For all of its promise, “Brightburn” (2019) is the kind of movie that you can wait to rent from Redbox, rather than paying for a theater ticket. It isn’t a bad movie, exactly — I’d rate it a 7 out of 10, due to its admittedly great premise and some nice visuals. But you can wait for the DVD for two reasons:
- The film does little with its wicked-cool premise (what if a super-powered child like Clark Kent became a homicidal bad guy?). After walking the viewer through a horror-movie version of Superman’s origin story, the movie does almost nothing to expand on the idea.
- If you’ve already seen the trailer for “Brightburn,” then you’ve already seen most of the important parts. Seriously — this is another instance where a movie’s trailer reveals too much, and shows you virtually the entire story. I can’t see spending the ticket price to see what you might feel is mostly filler.
One of the more interesting things about “Brightburn” is its story concept, which is borrowed wholesale, of course, from DC Comics — apparently without any agreement with the company. I’m no expert on intellectual property rights, but … isn’t that kind of a big deal? Why is nobody commenting about it? This is essentially an unauthorized “Elseworlds” tale. (For those who don’t read comics, “Elseworlds” was an official DC imprint series where its characters were re-imagined in “what-if” scenarios, unconnected with the “real” DC universe’s continuity. What if Superman landed in the jungle as a baby and was raised by animals? What if he landed in Soviet Russia? What if he were found by Thomas and Martha Wayne, whose subsequent murder motivated his emergence as Batman?)

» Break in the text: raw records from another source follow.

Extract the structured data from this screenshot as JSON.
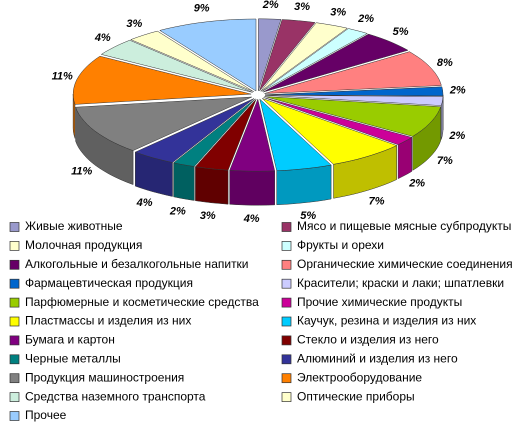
{
  "chart_data": {
    "type": "pie",
    "categories": [
      "Живые животные",
      "Мясо и пищевые мясные субпродукты",
      "Молочная продукция",
      "Фрукты и орехи",
      "Алкогольные и безалкогольные напитки",
      "Органические химические соединения",
      "Фармацевтическая продукция",
      "Красители; краски и лаки; шпатлевки",
      "Парфюмерные и косметические средства",
      "Прочие химические продукты",
      "Пластмассы и изделия из них",
      "Каучук, резина и изделия из них",
      "Бумага и картон",
      "Стекло и изделия из него",
      "Черные металлы",
      "Алюминий и изделия из него",
      "Продукция машиностроения",
      "Электрооборудование",
      "Средства наземного транспорта",
      "Оптические приборы",
      "Прочее"
    ],
    "values": [
      2,
      3,
      3,
      2,
      5,
      8,
      2,
      2,
      7,
      2,
      7,
      5,
      4,
      3,
      2,
      4,
      11,
      11,
      4,
      3,
      9
    ],
    "value_labels": [
      "2%",
      "3%",
      "3%",
      "2%",
      "5%",
      "8%",
      "2%",
      "2%",
      "7%",
      "2%",
      "7%",
      "5%",
      "4%",
      "3%",
      "2%",
      "4%",
      "11%",
      "11%",
      "4%",
      "3%",
      "9%"
    ],
    "colors": [
      "#9999cc",
      "#993366",
      "#ffffcc",
      "#ccffff",
      "#660066",
      "#ff8080",
      "#0066cc",
      "#ccccff",
      "#99cc00",
      "#cc0099",
      "#ffff00",
      "#00ccff",
      "#800080",
      "#800000",
      "#008080",
      "#333399",
      "#808080",
      "#ff8000",
      "#cceedd",
      "#ffffcc",
      "#99ccff"
    ]
  }
}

To make matters even more interesting, I’m willing to bet that some people will like “Brightburn” better than a few of the official Superman movies, especially 2016’s head-scratching “Superman vs. Batman: Dawn of Justice.”
The filmmakers appear to making no effort to lampshade the intentional similarities, even in the movie’s marketing. (Even the boy villain’s “logo” in the story is like a twisted cubist remix of Superman’s logo.) I suppose if they claimed that “Brightburn” was a deliberate parody of the Superman mythos (and you could kinda view it that way), then it seems acceptable as satire.